Figure illustrates the tags generated by users of Connotea and CiteULike to describe an article that appeared in Science
in June of 2008 [28
]. In the figure, the different tags are sized based on their frequency and divided into three differently coloured classes: 'personal', 'non-MeSH', and 'MeSH Overlap'. The MeSH descriptors for the document are also provided. The figure shows a number of important characteristics of social tagging given current implementations. There are personal tags like 'kristina' and 'bob' but the majority of the tags are topical - like 'neuro-computation'. There are spelling errors and simple phrasing differences in the tags; for example, 'astroctyes, 'astrocytes', 'Astrocytes', and 'astrocyte' are all present (highlighting some of the difficulties in mapping tag strings to concepts). The more frequently used tags ('astrocytes', 'vision', 'methods') are all of some relevance to the article (entitled "Tuned responses of astrocytes and their influence on hemodynamic signals in the visual cortex"). There is some overlap with MeSH indexing but many of the tags - such as 'receptive-field', 'V1', and 'neurovascular-coupling' - that do not match directly with MeSH descriptors also appear to be relevant to the article.

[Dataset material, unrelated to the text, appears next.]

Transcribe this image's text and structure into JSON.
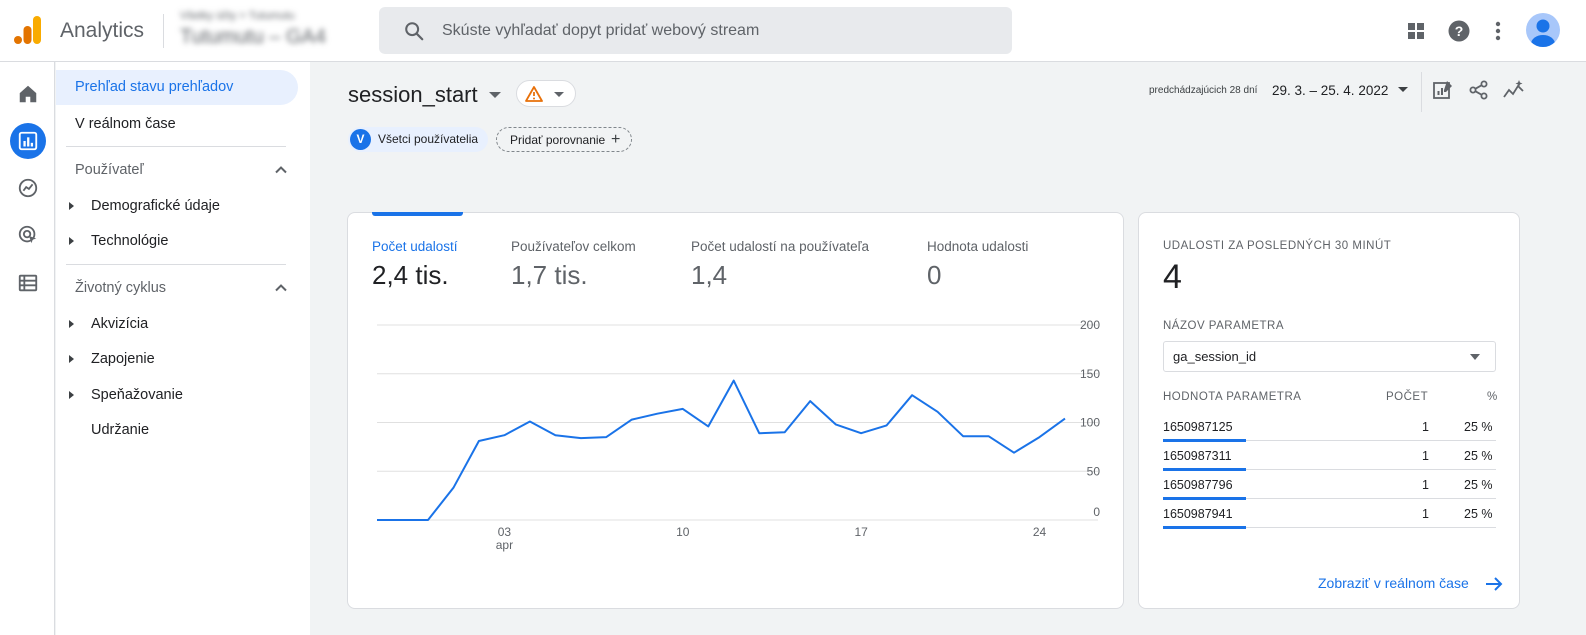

Figure 14 Tags for a popular PubMed citation from Connote and CiteULike. The tag cloud or "Wordle" at the top of the figure shows the tags from both CiteULike and Connotea for the Science article "Tuned responses of astrocytes and their influence on hemodynamic (more ...)

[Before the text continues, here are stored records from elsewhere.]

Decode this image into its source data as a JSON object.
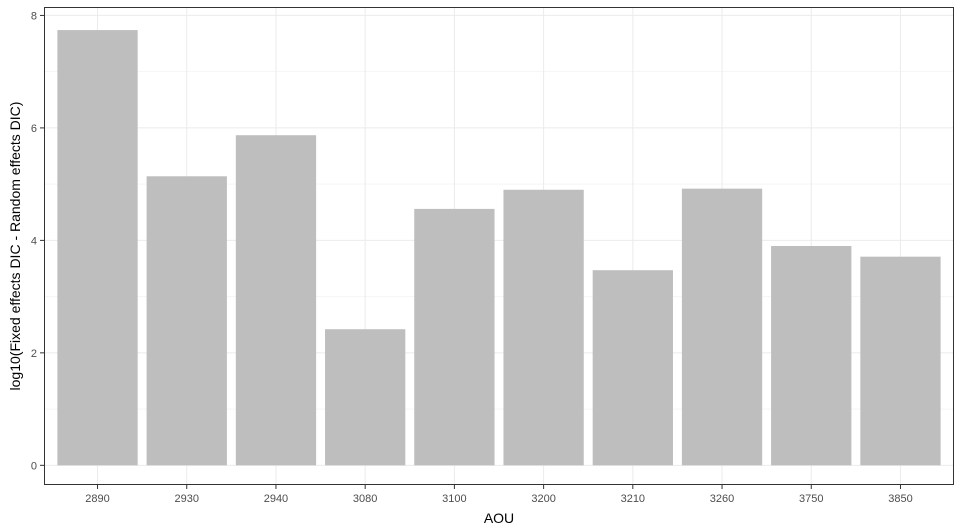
{
  "chart_data": {
    "type": "bar",
    "title": "",
    "xlabel": "AOU",
    "ylabel": "log10(Fixed effects DIC - Random effects DIC)",
    "categories": [
      "2890",
      "2930",
      "2940",
      "3080",
      "3100",
      "3200",
      "3210",
      "3260",
      "3750",
      "3850"
    ],
    "values": [
      7.74,
      5.14,
      5.87,
      2.42,
      4.56,
      4.9,
      3.47,
      4.92,
      3.9,
      3.71
    ],
    "ylim": [
      -0.35,
      8.15
    ],
    "yticks": [
      0,
      2,
      4,
      6,
      8
    ],
    "grid": true,
    "legend": "none",
    "bar_color": "#bebebe",
    "grid_major_color": "#ebebeb",
    "grid_minor_color": "#f5f5f5",
    "panel_border_color": "#333333"
  }
}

In some cases, the tags added by the users of the social tagging systems are more precise than the terms used by the MeSH indexers. For example, the main experimental method used in the article was two-photon microscopy - a tag used by two different social taggers (with the strings 'two-photon' and 'twophoton'). The MeSH term used to describe the method in the manuscript is 'Microscopy, Confocal'.

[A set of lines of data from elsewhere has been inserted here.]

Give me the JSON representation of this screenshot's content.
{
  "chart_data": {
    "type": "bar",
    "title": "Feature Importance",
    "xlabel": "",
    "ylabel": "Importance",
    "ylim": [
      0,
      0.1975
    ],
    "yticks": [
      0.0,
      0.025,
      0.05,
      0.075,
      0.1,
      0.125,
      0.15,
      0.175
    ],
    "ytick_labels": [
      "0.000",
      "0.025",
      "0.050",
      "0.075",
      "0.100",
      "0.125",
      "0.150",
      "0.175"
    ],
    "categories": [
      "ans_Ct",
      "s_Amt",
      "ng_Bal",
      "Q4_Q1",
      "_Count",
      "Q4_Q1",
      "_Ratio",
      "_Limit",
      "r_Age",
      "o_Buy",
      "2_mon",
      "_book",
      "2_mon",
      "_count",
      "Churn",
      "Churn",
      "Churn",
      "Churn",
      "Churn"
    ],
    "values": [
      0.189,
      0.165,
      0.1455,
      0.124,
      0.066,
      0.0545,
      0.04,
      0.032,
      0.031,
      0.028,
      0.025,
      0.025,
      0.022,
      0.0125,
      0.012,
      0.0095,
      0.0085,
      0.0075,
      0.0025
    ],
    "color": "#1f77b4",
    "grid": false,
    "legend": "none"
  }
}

Within the MeSH hierarchy, two-photon microscopy is most precisely described by the MeSH heading 'Microscopy, Fluorescence, Multiphoton' which is narrower than 'Microscopy, Fluorescence' and not directly linked to 'Microscopy, Confocal'; hence it appears that the social taggers exposed a minor error in the MeSH annotation. In other cases, the social taggers chose more general categories - for example, 'hemodynamics' in place of the more specific 'blood volume'.
The tags in Figure show two important aspects of socially generated metadata: diversity and emergent consensus formation. As increasing numbers of tags are generated for a particular item, some tags are used repeatedly and these tend to be topically relevant; for this article, we see 'astrocytes' and 'vision' emerging as dominant descriptors. In addition to this emergent consensus formation (which might be encouraged through interface design choices) other tags representing diverse user backgrounds and objectives also arise such as 'hemodynamic'. 'neuroplasticity', 'two-photon', and 'WOW'. In considering applications of such metadata, both phenomenon have important consequences. Precision of search might be enhanced by focusing query algorithms on high-consensus tag assignments or by enabling Boolean combinations of many different tags. Recall may be increased by incorporating the tags with lower levels of consensus.
While we assert that this anecdote is demonstrative, a sample of one is obviously not authoritative. It is offered simply to expose common traits observed in the data where many tags have been posted for a particular resource.